Astellas Pharma Inc.’s zolbetuximab, a monoclonal antibody targeting Claudin 18.2, met the primary endpoint for progression-free survival as well as secondary endpoints for overall survival in the phase III Glow trial in CLDN18.2-positive, HER2-negative, locally advanced unresectable or metastatic gastric or gastroesophageal junction adenocarcinoma. The phase III Glow trial evaluated the efficacy and safety of zolbetuximab in 507 patients in combination with chemotherapy regimen CAPOX that includes capecitabine and oxaliplatin. The study showed zolbetuximab plus CAPOX reduced risk of progression or death by 31.3% compared to placebo plus CAPOX (p=0.0007), meeting Glow’s primary endpoint.

Not just Moderna on the HELP hot seat

Besides holding a hearing today to try to shame Moderna Inc. into reversing its plans to hike the list price of its COVID-19 vaccine, Sen.

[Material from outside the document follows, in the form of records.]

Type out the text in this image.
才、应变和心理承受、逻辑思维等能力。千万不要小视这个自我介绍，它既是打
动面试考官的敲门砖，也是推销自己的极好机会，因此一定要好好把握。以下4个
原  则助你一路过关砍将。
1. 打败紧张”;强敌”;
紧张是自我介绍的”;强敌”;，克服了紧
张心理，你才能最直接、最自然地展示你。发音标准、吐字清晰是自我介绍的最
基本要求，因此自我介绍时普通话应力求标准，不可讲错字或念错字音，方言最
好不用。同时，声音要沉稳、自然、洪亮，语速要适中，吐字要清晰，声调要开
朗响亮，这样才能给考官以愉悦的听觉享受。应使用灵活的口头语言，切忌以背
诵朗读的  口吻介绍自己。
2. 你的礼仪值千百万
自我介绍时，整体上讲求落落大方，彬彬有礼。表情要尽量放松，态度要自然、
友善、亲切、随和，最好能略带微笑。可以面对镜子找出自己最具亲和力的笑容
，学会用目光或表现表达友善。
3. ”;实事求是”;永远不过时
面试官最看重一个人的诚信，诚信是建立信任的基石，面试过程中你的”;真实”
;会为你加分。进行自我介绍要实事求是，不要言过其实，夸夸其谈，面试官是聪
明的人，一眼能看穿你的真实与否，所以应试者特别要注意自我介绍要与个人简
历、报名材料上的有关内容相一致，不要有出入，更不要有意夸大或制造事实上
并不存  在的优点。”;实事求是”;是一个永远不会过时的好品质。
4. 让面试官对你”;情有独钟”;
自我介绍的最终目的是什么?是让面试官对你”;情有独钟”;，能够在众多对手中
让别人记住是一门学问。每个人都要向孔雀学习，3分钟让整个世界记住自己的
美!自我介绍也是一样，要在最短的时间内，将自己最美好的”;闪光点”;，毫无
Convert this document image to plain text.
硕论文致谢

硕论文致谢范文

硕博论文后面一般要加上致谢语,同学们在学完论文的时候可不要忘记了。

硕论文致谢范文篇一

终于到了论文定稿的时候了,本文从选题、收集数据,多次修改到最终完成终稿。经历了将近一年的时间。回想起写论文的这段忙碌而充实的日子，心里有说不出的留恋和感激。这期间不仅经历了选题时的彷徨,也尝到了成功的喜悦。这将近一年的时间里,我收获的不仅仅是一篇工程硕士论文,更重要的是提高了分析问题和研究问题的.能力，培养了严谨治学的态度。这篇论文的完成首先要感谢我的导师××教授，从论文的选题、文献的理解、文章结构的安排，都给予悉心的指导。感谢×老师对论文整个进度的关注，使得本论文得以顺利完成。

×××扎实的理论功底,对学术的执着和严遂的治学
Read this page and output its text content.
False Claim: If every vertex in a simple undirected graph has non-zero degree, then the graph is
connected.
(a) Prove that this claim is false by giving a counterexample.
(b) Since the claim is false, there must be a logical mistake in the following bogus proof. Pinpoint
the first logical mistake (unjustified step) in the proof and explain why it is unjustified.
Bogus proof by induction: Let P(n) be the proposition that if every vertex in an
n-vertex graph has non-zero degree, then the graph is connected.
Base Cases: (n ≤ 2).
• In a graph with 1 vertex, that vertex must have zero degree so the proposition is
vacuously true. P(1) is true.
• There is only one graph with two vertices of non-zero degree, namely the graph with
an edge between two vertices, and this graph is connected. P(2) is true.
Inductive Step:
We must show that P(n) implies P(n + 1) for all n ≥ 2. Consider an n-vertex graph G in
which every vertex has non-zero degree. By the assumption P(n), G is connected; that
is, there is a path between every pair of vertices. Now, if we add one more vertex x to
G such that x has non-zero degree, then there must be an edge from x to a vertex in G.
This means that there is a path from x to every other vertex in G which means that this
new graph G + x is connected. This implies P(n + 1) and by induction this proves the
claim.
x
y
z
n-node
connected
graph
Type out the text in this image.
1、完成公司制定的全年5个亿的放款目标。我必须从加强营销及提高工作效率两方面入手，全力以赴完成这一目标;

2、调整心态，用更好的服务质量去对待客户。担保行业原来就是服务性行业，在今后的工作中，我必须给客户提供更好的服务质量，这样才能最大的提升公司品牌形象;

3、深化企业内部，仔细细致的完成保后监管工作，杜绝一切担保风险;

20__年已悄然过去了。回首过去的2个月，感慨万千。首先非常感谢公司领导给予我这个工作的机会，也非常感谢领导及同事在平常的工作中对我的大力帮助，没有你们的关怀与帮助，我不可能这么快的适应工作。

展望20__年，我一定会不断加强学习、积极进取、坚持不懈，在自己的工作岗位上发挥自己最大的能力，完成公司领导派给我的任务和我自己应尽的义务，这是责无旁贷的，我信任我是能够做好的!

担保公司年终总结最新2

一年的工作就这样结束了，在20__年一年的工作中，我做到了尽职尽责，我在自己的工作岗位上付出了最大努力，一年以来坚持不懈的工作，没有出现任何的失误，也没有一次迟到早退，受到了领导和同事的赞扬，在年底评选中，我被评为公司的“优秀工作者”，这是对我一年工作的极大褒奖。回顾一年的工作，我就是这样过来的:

Bernie Sanders (I-Vt.), chair of the Senate Health, Education, Labor and Pensions (HELP) Committee, issued a statement yesterday slapping the Biden administration for its refusal, once again, to march-in on the patent rights of Astellas Pharma Inc.’s prostate cancer drug, Xtandi (enzalutamide), because of its U.S. price. While the NIH’s decision to deny the march-in petition wasn’t expressly discussed at the HELP hearing, Sanders suggested a new drug development model in which the government would pay a company to develop a drug, but then assume all the risk and costs while sharing the invention with the world.

US FTC: Apokyn suit has broad implications 

Citing significant implications for patients with advanced Parkinson’s disease, as well as the broader public interest that’s at stake, the U.S. FTC this week filed an amicus brief in Sage Chemical Inc.’s district court challenge of Supernus Pharmaceuticals Inc.’s strategies to block generic competition of its injectable Parkinson’s drug, Apokyn (apomorphine). With the drug having no extant patents listed in the FDA’s Orange Book, Supernus is allegedly leveraging its control over the Apokyn pen injector, provided by Becton Dickinson and Co. under an exclusive supply contract, to stave off generic competition.